The Pew Research Center, a polling institute that studies religion globally and has been studying Christianity's demographic changeups, has released a short poll on its website where test-takers can see how well they have kept up with the global expansion of Christianity.
In his new book, From Times Square to Timbuktu: The Post-Christian West Meets the Non-Western Church, Wesley Granberg-Michaelson, the former general secretary of the Reformed Church in America, details the scope of Christianity's new geographic look and outlines the responsibilities that now confront the Church.
"The center of the Christian world has shifted and there are new voices.
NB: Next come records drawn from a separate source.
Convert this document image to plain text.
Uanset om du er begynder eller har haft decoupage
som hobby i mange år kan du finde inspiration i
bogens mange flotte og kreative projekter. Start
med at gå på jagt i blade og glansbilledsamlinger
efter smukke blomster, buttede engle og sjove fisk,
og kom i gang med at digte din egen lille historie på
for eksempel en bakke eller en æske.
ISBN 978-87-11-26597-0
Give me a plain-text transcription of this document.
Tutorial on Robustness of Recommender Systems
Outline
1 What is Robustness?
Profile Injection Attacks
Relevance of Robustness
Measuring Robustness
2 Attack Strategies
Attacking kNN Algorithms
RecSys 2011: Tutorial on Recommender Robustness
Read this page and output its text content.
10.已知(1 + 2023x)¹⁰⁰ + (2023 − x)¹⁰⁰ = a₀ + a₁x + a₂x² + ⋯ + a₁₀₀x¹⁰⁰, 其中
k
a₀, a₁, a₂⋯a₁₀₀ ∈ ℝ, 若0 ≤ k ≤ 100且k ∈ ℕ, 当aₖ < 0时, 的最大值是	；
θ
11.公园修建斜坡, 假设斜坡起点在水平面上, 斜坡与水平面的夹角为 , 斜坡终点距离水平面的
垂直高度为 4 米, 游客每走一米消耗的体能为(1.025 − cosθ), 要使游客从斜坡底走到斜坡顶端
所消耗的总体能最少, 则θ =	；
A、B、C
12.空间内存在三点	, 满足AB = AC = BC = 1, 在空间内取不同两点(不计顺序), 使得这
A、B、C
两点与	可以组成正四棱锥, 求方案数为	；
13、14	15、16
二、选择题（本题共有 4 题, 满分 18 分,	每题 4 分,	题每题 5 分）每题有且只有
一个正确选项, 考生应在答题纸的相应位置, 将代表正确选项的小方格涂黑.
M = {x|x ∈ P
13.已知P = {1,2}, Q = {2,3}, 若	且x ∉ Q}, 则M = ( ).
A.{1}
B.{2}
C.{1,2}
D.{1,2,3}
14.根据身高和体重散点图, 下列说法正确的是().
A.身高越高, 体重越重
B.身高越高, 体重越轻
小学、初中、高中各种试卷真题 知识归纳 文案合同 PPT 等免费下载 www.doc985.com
I'd like to think that those who have come for one reason or another from other countries into our midst, I'd like to think of them as God's missionaries," Granberg-Michaelson told The Christian Post last month.
"There's one point in the book where I actually quote my friend Jehu Hanciles (Emory University, associate professor of World Christianity): 'Every Christian migrant is a potential Christian missionary,'" said Grandberg-Michaelson. "I think there is a whole new wave of Christianity that is being raised up around the world."
Granburg-Michaelson also encouraged Christians to not let themselves stay so "self-absorbed" that they missed Christianity's global growth.
"The prospects of Christianity around the world actually look pretty good. The faith is growing, it's vibrant, it's actually pretty exciting," he said. "The questions is whether the established churches of the United States and of Europe are going to pay any attention and be a part of it."